Israel’s opposition leader calls for early election

Likud leader Binyamin Netanyahu takes issue with the manner of prime minister Ehud Olmert’s decision to leave office, because it sidesteps the voter.
Passing the premiership sideways to a successor, which Olmert’s own Kadima will elect in a primary in two months, is a form of “artificial respiration” for a failed government, he said Thursday, July 31. Olmert should have dissolved the Knesset and announced an early election – first when his mismanagement of the 2006 Lebanon War was confirmed by a committee of inquiry, but certainly, when the envelopes of cash scandal came to light earlier this year.
In any case, the entire ruling coalition has rendered itself unfit to govern by its many failures, said Netanyahu, a former prime minister.

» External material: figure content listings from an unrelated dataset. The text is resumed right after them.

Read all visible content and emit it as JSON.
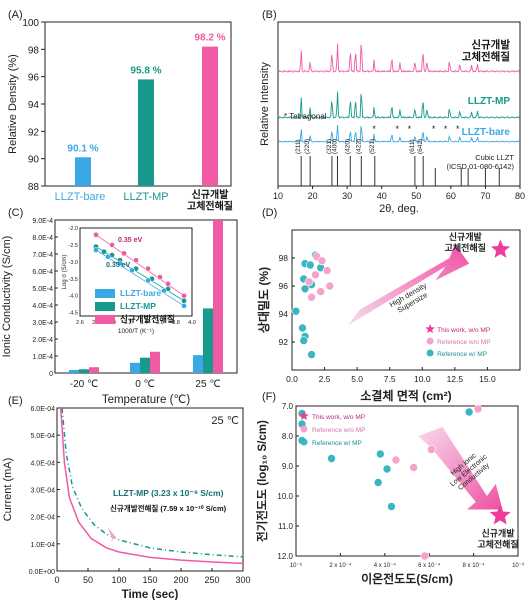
{
  "colors": {
    "bare": "#3aa8e4",
    "mp": "#17998c",
    "new": "#ef5aa5",
    "new_light": "#f4a3cc",
    "pink": "#ec3d9a",
    "axis": "#222222"
  },
  "chart_data": [
    {
      "panel": "(A)",
      "type": "bar",
      "categories": [
        "LLZT-bare",
        "LLZT-MP",
        "신규개발\n고체전해질"
      ],
      "values": [
        90.1,
        95.8,
        98.2
      ],
      "data_labels": [
        "90.1 %",
        "95.8 %",
        "98.2 %"
      ],
      "ylabel": "Relative Density (%)",
      "ylim": [
        88,
        100
      ],
      "yticks": [
        88,
        90,
        92,
        94,
        96,
        98,
        100
      ]
    },
    {
      "panel": "(B)",
      "type": "line",
      "xlabel": "2θ, deg.",
      "ylabel": "Relative Intensity",
      "xlim": [
        10,
        80
      ],
      "xticks": [
        10,
        20,
        30,
        40,
        50,
        60,
        70,
        80
      ],
      "series": [
        {
          "name": "신규개발\n고체전해질",
          "peaks": [
            [
              16.7,
              0.55
            ],
            [
              19.3,
              0.25
            ],
            [
              25.6,
              0.55
            ],
            [
              27.2,
              0.75
            ],
            [
              30.9,
              0.6
            ],
            [
              32.4,
              0.6
            ],
            [
              34.1,
              0.9
            ],
            [
              37.8,
              0.3
            ],
            [
              42.9,
              0.4
            ],
            [
              45.3,
              0.25
            ],
            [
              49.6,
              0.3
            ],
            [
              51.9,
              0.6
            ],
            [
              53.1,
              0.3
            ],
            [
              59.6,
              0.3
            ],
            [
              62.6,
              0.2
            ],
            [
              66.0,
              0.15
            ],
            [
              67.7,
              0.2
            ]
          ]
        },
        {
          "name": "LLZT-MP",
          "peaks": [
            [
              16.7,
              0.6
            ],
            [
              19.3,
              0.3
            ],
            [
              25.6,
              0.6
            ],
            [
              27.2,
              0.8
            ],
            [
              30.9,
              0.6
            ],
            [
              32.4,
              0.6
            ],
            [
              34.1,
              0.9
            ],
            [
              37.8,
              0.3
            ],
            [
              42.9,
              0.4
            ],
            [
              45.3,
              0.25
            ],
            [
              49.6,
              0.3
            ],
            [
              51.9,
              0.6
            ],
            [
              53.1,
              0.3
            ],
            [
              59.6,
              0.3
            ],
            [
              62.6,
              0.2
            ],
            [
              66.0,
              0.15
            ],
            [
              67.7,
              0.2
            ]
          ]
        },
        {
          "name": "LLZT-bare",
          "peaks": [
            [
              16.7,
              0.5
            ],
            [
              19.3,
              0.25
            ],
            [
              25.6,
              0.5
            ],
            [
              27.2,
              0.7
            ],
            [
              30.9,
              0.5
            ],
            [
              32.4,
              0.5
            ],
            [
              34.1,
              0.8
            ],
            [
              37.8,
              0.3
            ],
            [
              42.9,
              0.35
            ],
            [
              45.3,
              0.2
            ],
            [
              49.6,
              0.25
            ],
            [
              51.9,
              0.5
            ],
            [
              53.1,
              0.25
            ],
            [
              59.6,
              0.25
            ],
            [
              62.6,
              0.2
            ],
            [
              66.0,
              0.15
            ],
            [
              67.7,
              0.2
            ]
          ]
        }
      ],
      "reference": {
        "name": "Cubic LLZT\n(ICSD 01-080-6142)",
        "lines": [
          [
            16.7,
            "(211)"
          ],
          [
            19.3,
            "(220)"
          ],
          [
            25.6,
            "(321)"
          ],
          [
            27.2,
            "(400)"
          ],
          [
            30.9,
            "(420)"
          ],
          [
            34.1,
            "(422)"
          ],
          [
            38.0,
            "(521)"
          ],
          [
            49.6,
            "(611)"
          ],
          [
            52.0,
            "(642)"
          ],
          [
            55.5,
            ""
          ],
          [
            63.0,
            ""
          ],
          [
            65.0,
            ""
          ],
          [
            70.0,
            ""
          ],
          [
            74.0,
            ""
          ]
        ]
      },
      "annotation": "* Tetragonal"
    },
    {
      "panel": "(C)",
      "type": "bar",
      "categories": [
        "-20 ℃",
        "0 ℃",
        "25 ℃"
      ],
      "series": [
        {
          "name": "LLZT-bare",
          "values": [
            1.8e-05,
            6e-05,
            0.000105
          ]
        },
        {
          "name": "LLZT-MP",
          "values": [
            2.2e-05,
            9e-05,
            0.00038
          ]
        },
        {
          "name": "신규개발전해질",
          "values": [
            3.4e-05,
            0.000125,
            0.0009
          ]
        }
      ],
      "xlabel": "Temperature (℃)",
      "ylabel": "Ionic Conductivity (S/cm)",
      "ylim": [
        0,
        0.0009
      ],
      "yticks": [
        "0",
        "1.0E-4",
        "2.0E-4",
        "3.0E-4",
        "4.0E-4",
        "5.0E-4",
        "6.0E-4",
        "7.0E-4",
        "8.0E-4",
        "9.0E-4"
      ],
      "inset": {
        "type": "scatter",
        "xlabel": "1000/T (K⁻¹)",
        "ylabel": "Log σ (S/cm)",
        "xlim": [
          2.6,
          4.0
        ],
        "ylim": [
          -4.6,
          -2.0
        ],
        "xticks": [
          "2.6",
          "2.8",
          "3.0",
          "3.2",
          "3.4",
          "3.6",
          "3.8",
          "4.0"
        ],
        "yticks": [
          "-2.0",
          "-2.5",
          "-3.0",
          "-3.5",
          "-4.0",
          "-4.5"
        ],
        "annotations": [
          "0.35 eV",
          "0.35 eV"
        ],
        "series": [
          {
            "name": "신규개발전해질",
            "points": [
              [
                2.8,
                -2.2
              ],
              [
                3.0,
                -2.5
              ],
              [
                3.15,
                -2.75
              ],
              [
                3.3,
                -2.95
              ],
              [
                3.45,
                -3.2
              ],
              [
                3.6,
                -3.45
              ],
              [
                3.7,
                -3.65
              ],
              [
                3.9,
                -4.0
              ]
            ]
          },
          {
            "name": "LLZT-MP",
            "points": [
              [
                2.8,
                -2.55
              ],
              [
                2.9,
                -2.7
              ],
              [
                3.0,
                -2.8
              ],
              [
                3.1,
                -2.95
              ],
              [
                3.3,
                -3.2
              ],
              [
                3.5,
                -3.5
              ],
              [
                3.7,
                -3.8
              ],
              [
                3.9,
                -4.15
              ]
            ]
          },
          {
            "name": "LLZT-bare",
            "points": [
              [
                2.8,
                -2.65
              ],
              [
                2.95,
                -2.85
              ],
              [
                3.1,
                -3.05
              ],
              [
                3.25,
                -3.25
              ],
              [
                3.45,
                -3.55
              ],
              [
                3.65,
                -3.85
              ],
              [
                3.9,
                -4.3
              ]
            ]
          }
        ]
      }
    },
    {
      "panel": "(D)",
      "type": "scatter",
      "xlabel": "소결체 면적 (cm²)",
      "ylabel": "상대밀도 (%)",
      "xlim": [
        0,
        17.5
      ],
      "ylim": [
        90,
        100
      ],
      "xticks": [
        "0.0",
        "2.5",
        "5.0",
        "7.5",
        "10.0",
        "12.5",
        "15.0"
      ],
      "yticks": [
        "92",
        "94",
        "96",
        "98"
      ],
      "arrow_text": [
        "High density",
        "Supersize"
      ],
      "star_label": "신규개발\n고체전해질",
      "legend": [
        "This work, w/o MP",
        "Reference w/o MP",
        "Reference w/ MP"
      ],
      "this_work": [
        [
          16.0,
          98.6
        ]
      ],
      "ref_wo_mp": [
        [
          1.9,
          98.1
        ],
        [
          2.3,
          97.8
        ],
        [
          1.8,
          96.8
        ],
        [
          2.7,
          97.1
        ],
        [
          2.9,
          96.0
        ],
        [
          1.3,
          96.3
        ],
        [
          2.2,
          95.6
        ],
        [
          1.5,
          95.2
        ]
      ],
      "ref_w_mp": [
        [
          1.0,
          97.6
        ],
        [
          1.8,
          98.2
        ],
        [
          1.4,
          97.5
        ],
        [
          2.2,
          97.3
        ],
        [
          0.9,
          96.5
        ],
        [
          1.5,
          96.1
        ],
        [
          1.0,
          95.8
        ],
        [
          0.3,
          94.2
        ],
        [
          0.8,
          93.0
        ],
        [
          1.0,
          92.4
        ],
        [
          0.9,
          92.1
        ],
        [
          1.5,
          91.1
        ]
      ]
    },
    {
      "panel": "(E)",
      "type": "line",
      "xlabel": "Time (sec)",
      "ylabel": "Current (mA)",
      "xlim": [
        0,
        300
      ],
      "ylim": [
        0,
        0.0006
      ],
      "xticks": [
        "0",
        "50",
        "100",
        "150",
        "200",
        "250",
        "300"
      ],
      "yticks": [
        "0.0E+00",
        "1.0E-04",
        "2.0E-04",
        "3.0E-04",
        "4.0E-04",
        "5.0E-04",
        "6.0E-04"
      ],
      "temp_label": "25 ℃",
      "labels": [
        "LLZT-MP (3.23 x 10⁻⁹ S/cm)",
        "신규개발전해질 (7.59 x 10⁻¹⁰ S/cm)"
      ],
      "series": [
        {
          "name": "LLZT-MP",
          "points": [
            [
              8,
              0.0006
            ],
            [
              15,
              0.00043
            ],
            [
              25,
              0.00031
            ],
            [
              40,
              0.00023
            ],
            [
              60,
              0.00017
            ],
            [
              80,
              0.000135
            ],
            [
              100,
              0.000115
            ],
            [
              150,
              8.5e-05
            ],
            [
              200,
              7e-05
            ],
            [
              250,
              6e-05
            ],
            [
              300,
              5.2e-05
            ]
          ]
        },
        {
          "name": "신규개발전해질",
          "points": [
            [
              6,
              0.0006
            ],
            [
              12,
              0.0004
            ],
            [
              20,
              0.00027
            ],
            [
              35,
              0.00018
            ],
            [
              55,
              0.00012
            ],
            [
              80,
              8.5e-05
            ],
            [
              100,
              7e-05
            ],
            [
              150,
              5e-05
            ],
            [
              200,
              4e-05
            ],
            [
              250,
              3.3e-05
            ],
            [
              300,
              2.8e-05
            ]
          ]
        }
      ]
    },
    {
      "panel": "(F)",
      "type": "scatter",
      "xlabel": "이온전도도(S/cm)",
      "ylabel": "전기전도도 (log₁₀ S/cm)",
      "xlim": [
        0,
        0.001
      ],
      "ylim": [
        12,
        7
      ],
      "xticks": [
        "10⁻⁶",
        "2 x 10⁻⁴",
        "4 x 10⁻⁴",
        "6 x 10⁻⁴",
        "8 x 10⁻⁴",
        "10⁻³"
      ],
      "yticks": [
        "7.0",
        "8.0",
        "9.0",
        "10.0",
        "11.0",
        "12.0"
      ],
      "arrow_text": [
        "High ionic",
        "Low Electronic",
        "Conductivity"
      ],
      "star_label": "신규개발\n고체전해질",
      "legend": [
        "This work, w/o MP",
        "Reference w/o MP",
        "Reference w/ MP"
      ],
      "this_work": [
        [
          0.00092,
          10.65
        ]
      ],
      "ref_wo_mp": [
        [
          0.00082,
          7.1
        ],
        [
          0.00061,
          8.45
        ],
        [
          0.00045,
          8.8
        ],
        [
          0.00053,
          9.05
        ],
        [
          0.00058,
          12.0
        ]
      ],
      "ref_w_mp": [
        [
          0.00078,
          7.2
        ],
        [
          0.0,
          7.25
        ],
        [
          0.0,
          7.6
        ],
        [
          0.0,
          8.15
        ],
        [
          0.00016,
          8.75
        ],
        [
          0.00038,
          8.6
        ],
        [
          0.00041,
          9.1
        ],
        [
          0.00037,
          9.55
        ],
        [
          0.00043,
          10.35
        ]
      ]
    }
  ]
}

debkafile‘s political sources report: Olmert bequeaths his successor a deeply divided cabinet based on a precarious parliamentary majority of four. It faces its first major hurdle over the passage of the 2009 budget.
In all popular polls, the opposition Likud leads substantially over all other parties, including Kadima under alternative leadership.
Wednesday night, Olmert announced in a special broadcast to the nation that he would not run for election in Kadima’s first leadership primary taking place between Sept. 18 and Sept. 24. He intended handing over to the winning candidate, who would then form an alternative government.
Several politicians suggested that Olmert’s successor might not be up to the task. Some members of Labor, partners in the coalition – and leading candidates for the next administration – did not believe a Kadima candidate would be able to build a government, least of all a stable one. Therefore, after months of political turmoil, Israel would face a general election in early 2009, when their leader, the defense minister Ehud Barak, would lead the field.
Four ministers have declared their candidacy in the Kadima primary Tzipi Livni, foreign affairs, Shaul Mofaz, transport, Avi Dichter, internal security and Meir Sheetrit, immigration.
Livni met with Palestinian leader Ahmed Qurei and US secretary of state Condoleezza Rice in Washington Wednesday to discuss the stalled peace talks.
No party won a majority in the last general election in January 2006 election. Olmert was forced to eke out his Kadima party’s 29 (out of 120 Knesset seats) by building a coalition with Labor (19), the ultrareligious Shas (12), Pensioners (7), which have meanwhile split, and Yisrael Beiteinu (11) which quit.